Paige Johnson, 16, from Stoneham, Colo. in the cockpit of a Cessna ready to fly around the Air Force Academy. Pilots from the Academy’s Aero Club took her and other teens for flights as part of the Air Force’s Teen Aviation Camp. (U.S. Air Force Photo/Leslie Finstein)
Lt. Col. Charles Wisniewski works with two teens on their model gliders in the Air Force Academy Aero Lab. Professors and staff in the Academy’s aeronautical engineering department spent time with teens from the Air Force’s Teen Aviation Camp, teaching them about the Academy’s program. (U.S. Air Force Photo/Leslie Finstein)
by Leslie Finstein
U.S. Air Force Academy Public Affairs
6/13/2011 - U.S. AIR FORCE ACADEMY, Colo. -- Thirty-six teens from around the Air Force came to the Air Force Academy June 4-8 to take part in the 11th-annual Teen Aviation Camp.
All the 16- and 17-year old campers come from Air Force families and have parents who are active duty, retirees, reservists, or members of the Air National Guard. Teens and their families only have to pay for the cost of transportation to the Academy, the camp and its activities are free. The Air Force Services Agency sponsors and organizes the camp.
"I went to space camp a few years ago, but that is more geared towards NASA," said 16-year-old Paige Johnson of Stoneham, Colo. "Then I heard about this camp, and since I really want to fly planes, I knew this was the one for me."

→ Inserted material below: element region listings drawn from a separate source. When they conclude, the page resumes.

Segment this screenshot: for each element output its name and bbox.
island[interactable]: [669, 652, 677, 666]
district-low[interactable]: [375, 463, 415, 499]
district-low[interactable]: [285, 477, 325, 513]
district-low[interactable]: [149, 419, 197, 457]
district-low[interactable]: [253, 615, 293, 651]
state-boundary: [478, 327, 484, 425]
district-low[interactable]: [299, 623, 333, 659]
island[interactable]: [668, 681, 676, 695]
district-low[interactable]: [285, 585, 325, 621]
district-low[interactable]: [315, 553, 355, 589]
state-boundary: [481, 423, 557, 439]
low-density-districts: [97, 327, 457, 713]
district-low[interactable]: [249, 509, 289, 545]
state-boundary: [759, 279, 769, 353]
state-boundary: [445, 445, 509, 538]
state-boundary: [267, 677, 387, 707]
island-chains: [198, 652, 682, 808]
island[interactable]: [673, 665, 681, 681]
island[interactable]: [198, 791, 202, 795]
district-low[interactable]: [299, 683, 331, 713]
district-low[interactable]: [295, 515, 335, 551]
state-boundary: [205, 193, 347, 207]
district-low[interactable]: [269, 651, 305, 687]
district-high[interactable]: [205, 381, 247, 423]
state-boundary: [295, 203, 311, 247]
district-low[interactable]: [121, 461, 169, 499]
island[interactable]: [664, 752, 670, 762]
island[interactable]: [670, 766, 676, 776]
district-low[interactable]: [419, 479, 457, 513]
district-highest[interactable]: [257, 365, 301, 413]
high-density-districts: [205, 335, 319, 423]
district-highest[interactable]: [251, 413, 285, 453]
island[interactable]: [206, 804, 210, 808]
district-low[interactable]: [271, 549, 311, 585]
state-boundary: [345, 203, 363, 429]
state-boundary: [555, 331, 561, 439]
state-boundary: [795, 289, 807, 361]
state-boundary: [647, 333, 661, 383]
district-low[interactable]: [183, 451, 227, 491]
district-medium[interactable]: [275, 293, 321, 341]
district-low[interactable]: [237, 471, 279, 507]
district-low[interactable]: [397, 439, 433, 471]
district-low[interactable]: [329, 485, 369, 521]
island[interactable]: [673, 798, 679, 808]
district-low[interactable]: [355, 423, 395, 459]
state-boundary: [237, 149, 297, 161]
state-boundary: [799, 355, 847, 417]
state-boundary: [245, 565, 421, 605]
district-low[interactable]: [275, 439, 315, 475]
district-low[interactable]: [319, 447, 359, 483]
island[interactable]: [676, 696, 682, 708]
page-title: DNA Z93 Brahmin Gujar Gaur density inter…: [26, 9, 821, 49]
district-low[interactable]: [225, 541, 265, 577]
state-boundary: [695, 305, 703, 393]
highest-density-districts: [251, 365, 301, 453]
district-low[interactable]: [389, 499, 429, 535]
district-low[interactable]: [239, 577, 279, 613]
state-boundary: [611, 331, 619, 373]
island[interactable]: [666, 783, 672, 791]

Ms. Johnson's father is Col. Loren Johnson of the Air National Guard. He was a fighter pilot in the Air Force and even served as Thunderbird No. 8. She said she wants to follow in her dad's footsteps becoming a pilot or an aeronautical engineer.
Another camper, 16-year-old Jacob Swortzel said he is also inspired by his father: Lt. Col. Robert Swortzel, a reservist who trains pilots at Luke Air Force Base in Phoenix.
"I'm interested in aviation because my dad flies and I've seen what he's done in his career and I think it's great how he's served his country," Mr. Swortzel said.
Over the course of the camp, the teens were introduced to aviation and the Academy. They toured labs, met with cadets, professors, and admissions representatives, ate in Mitchell Hall, built gliders, and flew aboard T-41 Mescaleros.
Camp counselors, like Payal Mehta of Minot Air Force Base, N.D., kept things running smoothly all week at the camp. She, like the other counselors, works for Air Force Services.
"The impact is the best part of being involved in camps like this," Ms. Mehta said. "These kids are our future; I want to help lead and guide them and show them what's out there for them."
Con Fisher and Kimberly Gilman from the Air Force Services Agency headquarters in San Antonio organized this event.
This was Mr. Fisher's third year as the lead on this camp. He spent two years before that as a counselor.
"We are here to ensure everything runs smoothly," Mr. Fisher said of his role here.
They work with the Air Force Academy Services office to set up this camp throughout the year and when it comes time for the camp, Mr. Fisher and Ms. Gilman take over the operation on the ground.
"I like this camp," Mr. Fisher said. "It lets teens know what they need and what they should focus on if they want to get into the Academy and if they want to become pilots."
The camp wrapped up June 8 with glider flights, tours of the Academy, an evening sit down with Academy Admissions representatives, and a close-out party.